I’ve watched the same pattern in content agents. A brand voice guide says “use contractions, sound human.” A separate SEO ruleset says “include the exact keyword phrase three times.” The model produces something that reads like a robot trying to do an impression of a human. Neither rule is wrong on its own. Together they fight.

What Skills actually do

A Skill is a packaged chunk of instructions, examples, and rules that lives outside the system prompt and gets pulled into context only when the agent recognizes it needs it. Think of it like a manual on a shelf. The agent has a one-line index of what’s available. When a forecasting task comes in, it grabs the forecasting manual. When a brand voice task comes in, it grabs the voice manual.

The system prompt shrinks to what the agent needs to know all the time: who it is, what tools it has, how to decide which Skill applies. That’s it. Maybe 15 to 50 lines.

Everything else moves out:

  • Brand voice rules become a brand-voice Skill.
  • SEO guidelines become an seo-optimization Skill.
  • Channel-specific formatting (Twitter, LinkedIn, email) becomes one Skill per channel.
  • Promotional calendar logic becomes a promo-rules Skill.

The agent only loads the relevant one. Token usage drops. Conflicts disappear because rules that shouldn’t be co-present aren’t co-present.

What this looks like for a marketing operator

I rebuilt a content drafting agent last week using this pattern. The before state: a roughly 380-line system prompt that included three brand voice guides (we work with three clients), an SEO ruleset, a list of banned phrases, a tone matrix, and a long section on formatting.

What I did:

One Skill per client brand. So acme-voice, globex-voice, initech-voice. Each contains the voice rules, banned phrases, sample paragraphs, and tone matrix for that client only.

A separate seo-optimization Skill that only loads when SEO is part of the task. Most drafting tasks don’t need it.

A formatting Skill with channel rules. Loads when the task specifies a channel.

The new system prompt is 22 lines. It tells the agent it’s a content drafter, lists the available Skills with one-line descriptions, and instructs it to load the relevant client Skill based on which client the task references.

Token usage per draft dropped roughly 60%. The bigger win: the Acme drafts stopped accidentally inheriting Globex’s voice rules. That had been happening maybe one in eight outputs before and I could never figure out why. It was just context pollution.

The catch that’s easy to miss

Skills only work if the agent reliably picks the right ones. That means the trigger description for each Skill has to be unambiguous. “Use this when writing for Acme” is fine. “Use this for technical content” is a coin flip waiting to happen.

I spent more time writing Skill descriptions than writing the Skills themselves. That’s the actual work. The content of each Skill is just your existing brand guide pasted in. The selection logic is the part you have to design.

Second catch: this only matters if you have evals.
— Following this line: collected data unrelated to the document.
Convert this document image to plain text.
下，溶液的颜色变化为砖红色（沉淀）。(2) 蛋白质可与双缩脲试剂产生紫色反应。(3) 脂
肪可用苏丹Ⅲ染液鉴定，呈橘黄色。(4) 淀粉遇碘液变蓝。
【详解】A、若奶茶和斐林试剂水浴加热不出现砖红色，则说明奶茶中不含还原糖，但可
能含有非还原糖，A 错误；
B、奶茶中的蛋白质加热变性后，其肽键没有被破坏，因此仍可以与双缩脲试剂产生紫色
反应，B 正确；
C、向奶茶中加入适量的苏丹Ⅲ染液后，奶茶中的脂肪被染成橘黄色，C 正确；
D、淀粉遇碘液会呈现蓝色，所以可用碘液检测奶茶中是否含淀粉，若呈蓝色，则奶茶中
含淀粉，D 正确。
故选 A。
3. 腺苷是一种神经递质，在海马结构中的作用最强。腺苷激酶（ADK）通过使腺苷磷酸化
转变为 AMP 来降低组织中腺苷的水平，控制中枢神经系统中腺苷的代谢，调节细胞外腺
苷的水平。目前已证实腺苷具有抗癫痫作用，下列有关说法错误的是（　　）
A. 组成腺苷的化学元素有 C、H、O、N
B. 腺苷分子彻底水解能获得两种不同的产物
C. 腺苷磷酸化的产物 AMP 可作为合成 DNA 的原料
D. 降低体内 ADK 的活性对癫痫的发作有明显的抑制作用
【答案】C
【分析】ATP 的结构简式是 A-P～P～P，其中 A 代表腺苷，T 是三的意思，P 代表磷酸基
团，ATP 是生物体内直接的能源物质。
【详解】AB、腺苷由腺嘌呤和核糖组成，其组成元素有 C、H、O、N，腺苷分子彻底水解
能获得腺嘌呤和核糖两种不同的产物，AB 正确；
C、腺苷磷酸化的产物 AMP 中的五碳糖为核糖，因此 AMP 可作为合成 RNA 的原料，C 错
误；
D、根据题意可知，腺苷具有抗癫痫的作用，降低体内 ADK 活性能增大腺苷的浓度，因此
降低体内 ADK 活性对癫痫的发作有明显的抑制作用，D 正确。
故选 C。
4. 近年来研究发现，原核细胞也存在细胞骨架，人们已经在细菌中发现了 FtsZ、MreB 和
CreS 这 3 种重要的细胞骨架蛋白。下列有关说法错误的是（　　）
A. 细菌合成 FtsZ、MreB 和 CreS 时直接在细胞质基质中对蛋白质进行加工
Without a test suite, you won’t know if the refactor improved anything or quietly broke a use case you forgot about. Build the eval first, even a crude one with 10 representative tasks. Run it before and after. Otherwise you’re just rearranging YAML and hoping.

Practitioner’s take

If you run any custom GPT, Claude Project, or agent with more than 150 lines of system prompt, audit it this week. Print it out. Highlight every section that only applies to a subset of tasks. Those sections are Skill candidates. Move them out, write a one-line trigger for each, shrink the system prompt to the always-on instructions. The win isn’t theoretical: you’ll see it in token bills within a week and in output consistency within two. The trap most marketers will fall into is treating Skills like folders for tidiness instead of as a selection problem. The value isn’t organization. It’s keeping conflicting rules out of the same context window at the same time. That’s the whole game.